121 Challenge

People waiting outside the clinic that was set up by Amplify in Cambodia Steve by Rene Rossignaud

A group of Maltese people, including radio personality and comedian Steve Hili, are aiming to eat on €1.21 a day for five days in order to raise awareness about extreme poverty in the world, and to raise funds to change lives in one of the poorest countries on the planet.

The 121 challenge was inspired by the global Live Below the Line movement and  is being led locally by members of the NGO Amplify. This challenge aims to bring into focus some of the experiences of the 1.2 billion people around the world who live in extreme poverty.

At the same time the Amplify team aims to collect funds to continue to support a medical centre which the group set up in Southern Cambodia in 2008 and which continues to transformed the lives of some of the poorest people in the world.

Why €1.21? Steve explains.

‘In 2005 The World Bank defined The International Extreme Poverty Line at $1.25. If you live on less than that you are considered to be living in extreme poverty. Some people might say that $1.25 is actually quite a lot for people living in developing countries. But that is wrong. The figure of $1.25 was reached by working out how much you would have to live on if you were living in extreme poverty in the USA.

The Live Below the Line movement has worked out what living like this this would be equal to in countries where the challenge is being held. After factoring in inflation and the values of goods they came up with national figures. £1 in the UK. $2 in Australia etc.

Pinning ourselves  to the UK (as the closest country where Live Below the Line is being done) exchange rates dictated that the participants would have to live on €1.21 a day. So that is what we’re doing.’

Amplify was set up after Steve and his wife Kathryn spent a year and a half living in Cambodia and Namibia doing volunteer work.  It was whilst in Cambodia, working with youths with disabilities that Steve and Kathryn were told about the essential need to set up a medical centre to service people in the remote village of Kampot.

Soon friends and family, especially Steve’s sister Alexandra (who is also doing the challenge) got involved with fundraising for the centre and within months it was set up, functioning, and actually changing lives.

‘For us, respect and partnerships are the cornerstones of any development work.

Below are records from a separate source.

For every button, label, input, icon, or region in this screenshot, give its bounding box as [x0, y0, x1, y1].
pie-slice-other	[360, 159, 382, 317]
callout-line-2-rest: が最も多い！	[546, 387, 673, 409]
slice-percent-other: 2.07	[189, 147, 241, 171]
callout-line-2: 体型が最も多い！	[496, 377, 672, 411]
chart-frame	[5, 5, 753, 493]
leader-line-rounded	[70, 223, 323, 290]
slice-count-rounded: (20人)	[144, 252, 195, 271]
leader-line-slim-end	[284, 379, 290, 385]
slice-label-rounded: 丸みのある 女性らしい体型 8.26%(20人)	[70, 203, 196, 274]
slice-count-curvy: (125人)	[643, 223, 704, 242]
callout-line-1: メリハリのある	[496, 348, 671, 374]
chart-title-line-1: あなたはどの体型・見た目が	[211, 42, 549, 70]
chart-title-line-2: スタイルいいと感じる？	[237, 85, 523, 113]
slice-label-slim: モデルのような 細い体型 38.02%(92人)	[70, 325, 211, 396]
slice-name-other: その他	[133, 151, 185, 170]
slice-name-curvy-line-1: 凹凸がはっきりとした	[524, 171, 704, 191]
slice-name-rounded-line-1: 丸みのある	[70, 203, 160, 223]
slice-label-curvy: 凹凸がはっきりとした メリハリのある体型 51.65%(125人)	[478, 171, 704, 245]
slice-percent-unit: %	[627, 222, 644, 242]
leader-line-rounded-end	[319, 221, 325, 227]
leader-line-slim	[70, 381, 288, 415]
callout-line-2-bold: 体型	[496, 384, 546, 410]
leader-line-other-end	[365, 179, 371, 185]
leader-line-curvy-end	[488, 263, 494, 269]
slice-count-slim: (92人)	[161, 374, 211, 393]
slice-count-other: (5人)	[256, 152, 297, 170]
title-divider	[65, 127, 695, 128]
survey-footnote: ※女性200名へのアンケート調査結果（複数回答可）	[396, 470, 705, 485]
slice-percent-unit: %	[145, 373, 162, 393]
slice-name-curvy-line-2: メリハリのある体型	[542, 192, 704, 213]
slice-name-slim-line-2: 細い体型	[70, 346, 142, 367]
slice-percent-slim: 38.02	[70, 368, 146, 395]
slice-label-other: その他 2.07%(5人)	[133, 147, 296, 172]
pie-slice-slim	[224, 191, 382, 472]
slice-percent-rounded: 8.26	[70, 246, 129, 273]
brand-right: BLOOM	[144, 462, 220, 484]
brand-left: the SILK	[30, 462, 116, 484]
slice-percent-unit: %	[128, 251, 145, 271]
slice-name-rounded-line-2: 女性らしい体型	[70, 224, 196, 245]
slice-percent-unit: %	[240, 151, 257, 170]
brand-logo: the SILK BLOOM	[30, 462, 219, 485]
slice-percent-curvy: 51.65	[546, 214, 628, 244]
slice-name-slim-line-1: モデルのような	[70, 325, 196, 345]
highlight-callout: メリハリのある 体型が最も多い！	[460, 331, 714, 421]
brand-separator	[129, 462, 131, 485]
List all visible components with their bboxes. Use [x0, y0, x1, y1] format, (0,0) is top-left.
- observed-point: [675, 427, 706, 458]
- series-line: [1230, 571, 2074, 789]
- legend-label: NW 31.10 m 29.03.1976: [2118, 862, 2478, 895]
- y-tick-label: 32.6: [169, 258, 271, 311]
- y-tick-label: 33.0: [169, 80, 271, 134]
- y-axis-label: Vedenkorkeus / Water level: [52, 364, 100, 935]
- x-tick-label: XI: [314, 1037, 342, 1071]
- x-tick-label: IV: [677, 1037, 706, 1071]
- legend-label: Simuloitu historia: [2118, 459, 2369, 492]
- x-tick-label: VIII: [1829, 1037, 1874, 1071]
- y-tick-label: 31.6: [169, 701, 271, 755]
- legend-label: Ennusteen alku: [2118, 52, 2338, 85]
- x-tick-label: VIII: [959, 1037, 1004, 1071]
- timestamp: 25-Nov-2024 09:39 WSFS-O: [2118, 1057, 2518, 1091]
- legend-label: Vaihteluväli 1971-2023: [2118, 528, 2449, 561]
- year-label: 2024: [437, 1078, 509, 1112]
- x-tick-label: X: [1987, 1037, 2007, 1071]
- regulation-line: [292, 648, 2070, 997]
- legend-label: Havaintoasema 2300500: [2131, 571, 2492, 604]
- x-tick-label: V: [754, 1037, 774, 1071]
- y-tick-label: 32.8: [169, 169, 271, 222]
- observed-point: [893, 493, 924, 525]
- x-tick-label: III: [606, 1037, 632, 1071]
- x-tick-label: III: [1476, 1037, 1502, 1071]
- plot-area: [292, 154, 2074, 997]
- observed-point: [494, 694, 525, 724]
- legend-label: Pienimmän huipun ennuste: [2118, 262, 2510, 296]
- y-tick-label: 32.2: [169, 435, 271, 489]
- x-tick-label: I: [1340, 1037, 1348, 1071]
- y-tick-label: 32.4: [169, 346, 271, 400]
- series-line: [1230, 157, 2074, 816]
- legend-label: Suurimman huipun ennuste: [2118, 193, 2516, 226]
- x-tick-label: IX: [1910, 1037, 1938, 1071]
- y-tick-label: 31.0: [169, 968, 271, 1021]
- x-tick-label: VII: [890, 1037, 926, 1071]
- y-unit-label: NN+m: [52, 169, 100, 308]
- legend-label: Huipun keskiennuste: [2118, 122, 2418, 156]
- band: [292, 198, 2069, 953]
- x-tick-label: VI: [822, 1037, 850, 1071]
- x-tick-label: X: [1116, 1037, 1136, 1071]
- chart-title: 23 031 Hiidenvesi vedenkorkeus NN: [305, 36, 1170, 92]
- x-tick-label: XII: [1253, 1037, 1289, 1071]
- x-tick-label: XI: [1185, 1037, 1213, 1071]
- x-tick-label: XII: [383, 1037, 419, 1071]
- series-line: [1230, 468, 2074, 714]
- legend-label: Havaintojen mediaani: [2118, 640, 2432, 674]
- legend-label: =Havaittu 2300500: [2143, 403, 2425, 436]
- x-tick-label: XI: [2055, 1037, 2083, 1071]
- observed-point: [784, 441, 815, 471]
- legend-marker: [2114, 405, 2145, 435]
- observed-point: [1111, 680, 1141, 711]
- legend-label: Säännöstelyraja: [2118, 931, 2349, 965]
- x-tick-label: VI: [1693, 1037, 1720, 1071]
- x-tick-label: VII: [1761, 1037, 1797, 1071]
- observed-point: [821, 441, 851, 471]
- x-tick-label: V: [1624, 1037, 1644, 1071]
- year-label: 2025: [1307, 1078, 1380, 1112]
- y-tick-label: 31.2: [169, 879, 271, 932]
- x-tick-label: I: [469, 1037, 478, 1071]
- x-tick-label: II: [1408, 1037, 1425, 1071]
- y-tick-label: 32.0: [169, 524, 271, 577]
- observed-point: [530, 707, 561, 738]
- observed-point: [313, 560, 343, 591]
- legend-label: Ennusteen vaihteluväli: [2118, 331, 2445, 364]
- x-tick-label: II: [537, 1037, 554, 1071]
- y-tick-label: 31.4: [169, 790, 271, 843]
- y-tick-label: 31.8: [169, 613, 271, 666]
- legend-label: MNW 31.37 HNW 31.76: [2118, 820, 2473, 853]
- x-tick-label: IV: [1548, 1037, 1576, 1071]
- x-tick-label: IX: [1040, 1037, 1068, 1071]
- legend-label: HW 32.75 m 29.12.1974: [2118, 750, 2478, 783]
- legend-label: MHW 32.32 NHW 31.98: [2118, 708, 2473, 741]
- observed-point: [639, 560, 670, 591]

Long-term volunteering really opened our eyes to the fact that us ‘westeners’ do not have all the answers to the ills of the world. So when we were told that our local partners felt that a medical centre was essential and that they needed some help with that, we got really excited. The centre has now been running for a number of years, providing free consultation and medicine for, amongst others new mothers, children and young people with disabilities and is doing great work but still needs some assistance as it strives to become more sustainable. We hope that we can provide some through the 121 challenge.

And how possible is it to live on €1.21?

Steve said ‘Well €1.21 is the amount we can spend on food every day. We can have as much tap water as we want. As you can see I am desperately trying to look on the bright side. But I am starving just thinking about it!’